Extended Data Fig. 5. Phylogenetic analysis of proline transporter (ProT) homologs from Arabidopsis, tomato, rice, and Nicotiana benthamiana.

A neighbor-joining phylogenetic tree showing the relationships among predicted proline transporter (ProT) homologs from Arabidopsis thaliana (AtProT1–3), Solanum lycopersicum (Solyc), Oryza sativa (LOC_Os), and Nicotiana benthamiana (Nbe). The tree was constructed using MEGA 3.1 with 1,000 bootstrap replicates, and bootstrap support values are indicated at each node. The scale bar represents 0.2 substitutions per site.

Extended Data Fig. 6.

Wound-induced expression of AtProDH1 (AT3G30775) and AtProDH2 (AT5G38710) based on public transcriptomic datasets.
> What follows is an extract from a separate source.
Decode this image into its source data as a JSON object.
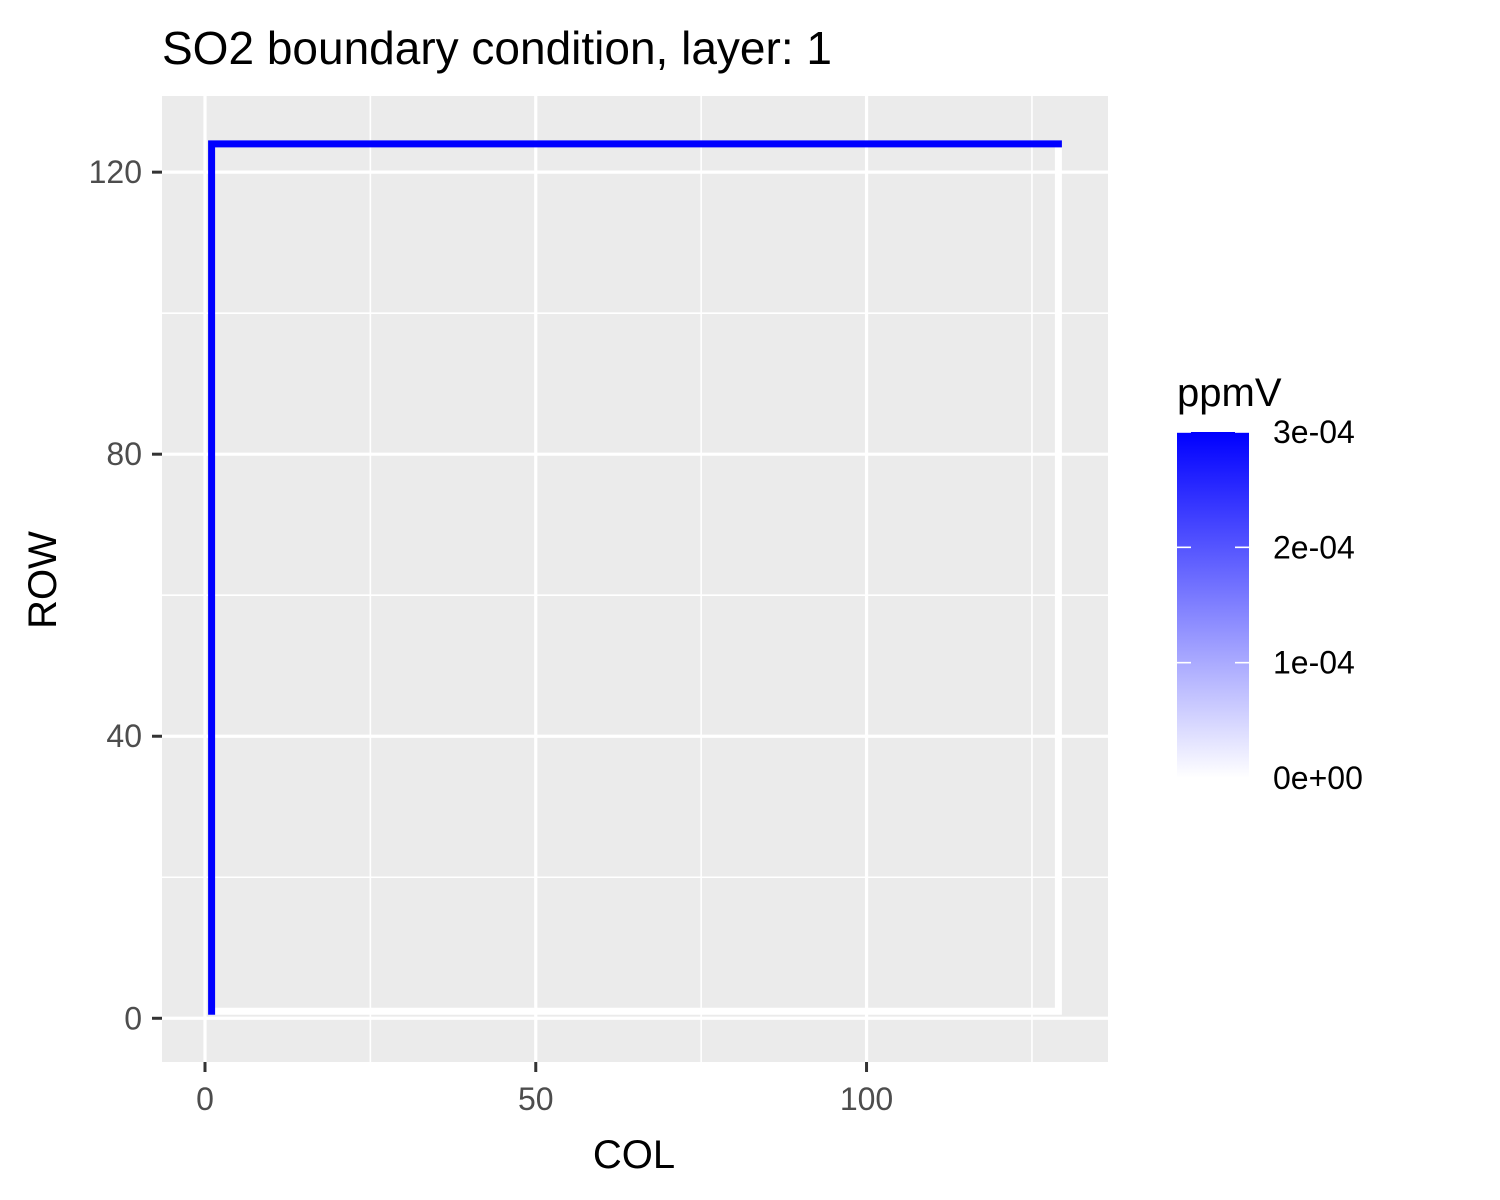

Temporal expression patterns of AtPRODH1 and AtPRODH2 following leaf cutting. Transcript abundance (transcripts per million, TPM) was extracted from the public wound-induced regeneration RNA-seq dataset 50. AtPRODH1 shows a rapid induction within 6 h after wounding, followed by a gradual decline, whereas AtPRODH2 remains at a low basal level throughout the time course.